Five weeks after many of them lost their homes to a powerful tornado, Picher, Okla., residents are expressing frustration about a new state insurance law that is affecting the buyout process for residents of the polluted community.
Tensions rose during a meeting of the Lead-Impacted Communities Relocation Assistance Trust to a point that a Picher police officer had to step in and warn some residents to calm down.
“We didn’t ask for a tornado,” trust Secretary Jim Thompson said. “We’re not a disaster relief trust, and this disaster really confused the issue. … We’re trying to make it work.”
Earlier during the meeting, trust members voted to make 52 buyout offers, including 47 to property owners whose homes had been destroyed when the twister struck the fading lead and zinc mining town on May 10. The trust delayed action on 10 other offers, including those to eight tornado victims.
The trust is overseeing a $60 million buyout of the federal Tar Creek Superfund site, in which Picher is located.
Three days after the tornado, trust members moved tornado victims to the front of the line for buyout offers. Officials have said 114 homes in Picher were destroyed when the EF-4 tornado, packing winds estimated at 165 to 175 mph, slammed into the town, resulting in the deaths of seven people.
The goal then was to have buyout offers made to those who lost their homes by the June 16 meeting. Mark Osborn, the vice chairman of the trust, said that didn’t quite happen, but that the trust expects to have completed making those offers before its next meeting on June 30.

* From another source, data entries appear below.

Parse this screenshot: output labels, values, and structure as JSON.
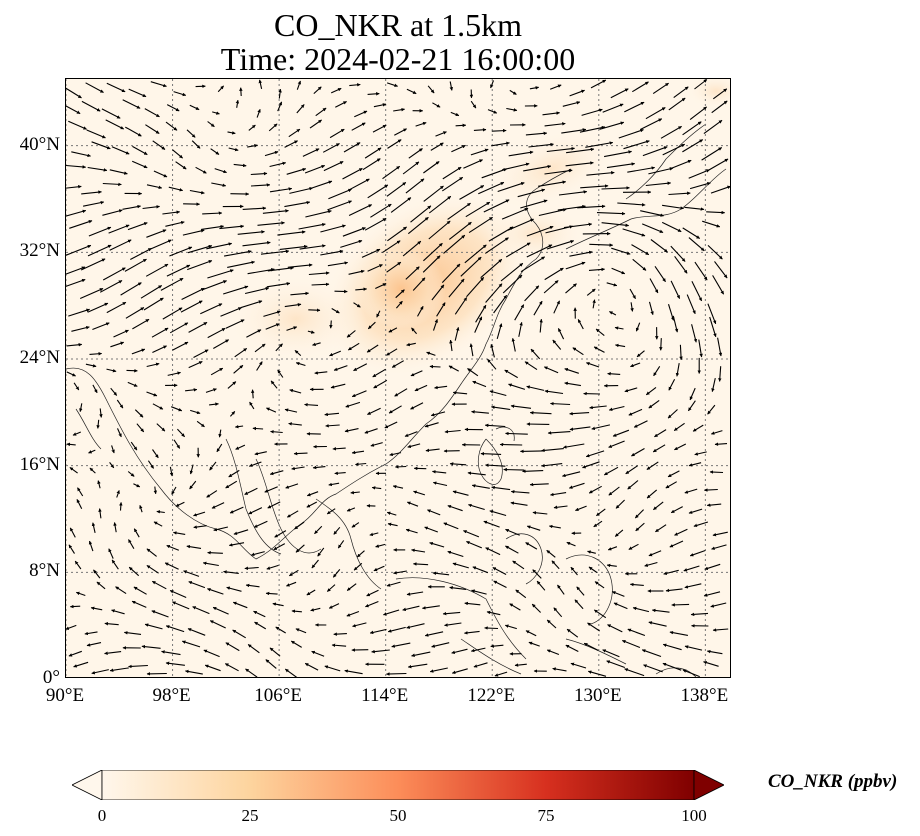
{
  "figure": {
    "title_line1": "CO_NKR at 1.5km",
    "title_line2": "Time: 2024-02-21 16:00:00"
  },
  "map": {
    "projection": "PlateCarree",
    "lon_range": [
      90,
      140
    ],
    "lat_range": [
      0,
      45
    ],
    "gridlines": "dotted",
    "colormap": "OrRd",
    "field_name": "CO_NKR",
    "background_color": "#fff6e9",
    "plume_color": "#fcc48e",
    "vector_color": "#000000"
  },
  "axes": {
    "lat_ticks": [
      {
        "value": 0,
        "label": "0°"
      },
      {
        "value": 8,
        "label": "8°N"
      },
      {
        "value": 16,
        "label": "16°N"
      },
      {
        "value": 24,
        "label": "24°N"
      },
      {
        "value": 32,
        "label": "32°N"
      },
      {
        "value": 40,
        "label": "40°N"
      }
    ],
    "lon_ticks": [
      {
        "value": 90,
        "label": "90°E"
      },
      {
        "value": 98,
        "label": "98°E"
      },
      {
        "value": 106,
        "label": "106°E"
      },
      {
        "value": 114,
        "label": "114°E"
      },
      {
        "value": 122,
        "label": "122°E"
      },
      {
        "value": 130,
        "label": "130°E"
      },
      {
        "value": 138,
        "label": "138°E"
      }
    ]
  },
  "colorbar": {
    "label": "CO_NKR (ppbv)",
    "range": [
      0,
      100
    ],
    "extend": "both",
    "ticks": [
      {
        "value": 0,
        "label": "0"
      },
      {
        "value": 25,
        "label": "25"
      },
      {
        "value": 50,
        "label": "50"
      },
      {
        "value": 75,
        "label": "75"
      },
      {
        "value": 100,
        "label": "100"
      }
    ],
    "stops": [
      "#fff7ec",
      "#fdd49e",
      "#fc8d59",
      "#d7301f",
      "#7f0000"
    ]
  }
}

A contentious issue during the meeting was the trust’s assertion that those who received buyout offers would not also be able to receive money from private insurance for their destroyed homes.
J.D. Strong, the chief of staff for the office of the state Secretary of the Environment, said that under a new state law – passed after the tornado – storm-damaged homes would be assessed as if no tornado had occurred, allowing Picher residents to receive full buyout value. But he said another part of the law stipulated that any insurance proceeds a person might receive would have to be deducted from the trust’s buyout offer.
Strong said the region’s two state legislators – Rep. Larry Glenn, D-Miami, and Sen. Charles Wyrick, D-Fairland – pushed for the new law.
“We do not think people should be paid twice for any home,” Osborn, of Miami, said.
Resident John Clay, whose home was insured, told trust members the effect of that law was that people who did have insurance would lose the amount they had paid insurers in premiums, while uninsured homeowners would receive the full amount of the buyout offer.
“How can you take my insurance money and not pay the premiums on the insurance?” Clay said. “That’s unheard of!”
Another resident, Paul Sharbutt, asked trust members “why are you guys trying to squeeze everything you can out of the good people of Picher?”
At one point, when Thompson interrupted to answer a question posed by Clay, Clay told him to “shut up,” and when Thompson responded in a loud voice, the police officer issued his warning.
Osborn told Clay and other residents that the rule “is not going to change” and suggested they contact their state legislators about the new law.
“We’re not trying to screw people,” Osborn said. “We’re not out to take away anything from people … We have tried to do a good and decent thing here (with the buyout) … to allow people to start their lives over.”
The Superfund area is beset with mine collapses, open shafts, acid mine water that stains Tar Creek orange and mountains of lead-contaminated mine waste. Local children have tested high for dangerous levels of lead in their blood.
Once a thriving hub of 20,000 people, Picher’s population had dwindled to about 800 in recent years as residents accepted state and federal government buyouts and moved elsewhere.
A status report issued June 16 by the trust indicated that it has made 359 buyout offers, 335 of which have been accepted.
Nine offers have been rejected. The latter number had been 11, but two tornado victims who had previously rejected the trust’s offer changed their minds.